Don’t expect any deep tech talk from me to explain the details behind what was called the Y2K problem in the late 1990’s. For that, click here Year 2000 problemon Wikipedia for a somewhat better response than I could give. By the way Wikipedia launched after the swirl of Y2K in January 2001. In fact the whole time period from 1996 and 2002 was a swirl of multiple technology plotlines that included Y2K, telecom deregulation, the rise of the internet and the dotcom bubble.
Essentially, the billboard message for the great tech stage play Y2K was that at midnight entering the year 2000, the world was going to end because computer programs, as designed, might not handle switching two digits forward to denote the year 2000 which meant that we might be in a time machine taking us back to1900. Well something like that, and so the whole world needed every tech guy working on a fix to prevent an economic doomsday and/or a step back 100 years.

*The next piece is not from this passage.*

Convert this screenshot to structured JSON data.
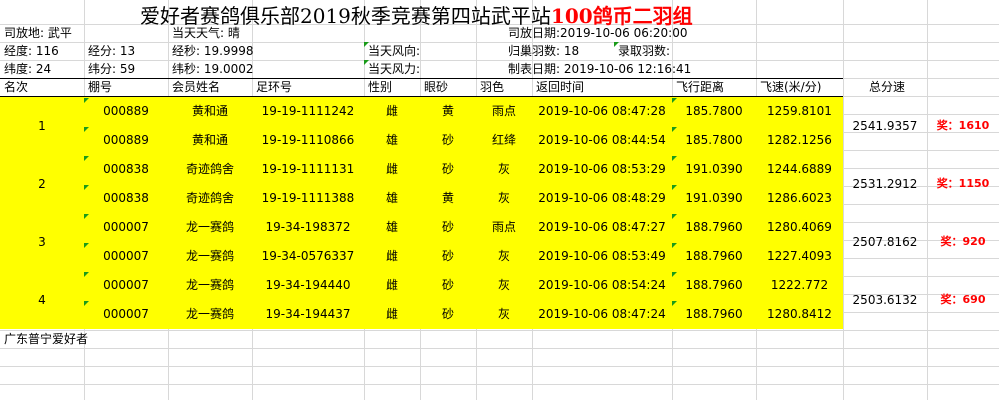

During that great tech stage play, I had a front row balcony seat to watch it unfold. Working then initially in a career centre as a consultant in a massive telecom company downsizing and by 1998 simultaneously in what was called an outplacement firm, I was party to hundreds of individual conversations with those tech guys (for it was largely men at the time) who were losing their jobs, while a number of them were fired up as it were to temporary contracts on Y2K projects.
On the fly, I learned more than enough telecom and tech talk in order to help reconstruct resumes and provide interview training for people in a job market that was rapidly changing. Some of the older workers who were all set to retire, were kept on a while longer to support the Y2K problem, what with their legacy mainframe and COBOL computer skills. I know several tech guys who were lured with big bucks to go to the USA just to hunker down in Y2K bunkers until it was over.
In addition to clients looking for career advice and support, I had a few friends in those days who worked for banks, insurance and pharma companies who would babble speak over dinners about the tech issues and about how much this was going to cost and how burnt out they were, expecting not to party New Year’s Eve 1999. As an aside, I recall standing on the front porch of my house watching fireworks from downtown Toronto – no bugs in my system, just red wine.
As the smoke was clearing from Y2K through 2000, came the Dot-com bubbleand again don’t expect me to explain all that, except to say that overinflated investment values in those internet WWW start-ups led to bankruptcies and overall market disruption. Then in 2002 another large telecom & tech giant, Nortel, began its decline and I had another balcony seat working with some of their laid off top talent to help as they worked their way through the turmoil.
Twenty five years have flown by and those who were in that late 90’s, early 00’s stage play have moved on. There isn’t a playbill program with their names in it to be found under any seats, but I still have a memory from my front row balcony seat of not only the plot lines, but a number of the cast members who made it through into a new era for telecom and tech. And I wonder with all the hype about AI in 2025, how will we see the next great tech stage play disrupt us all?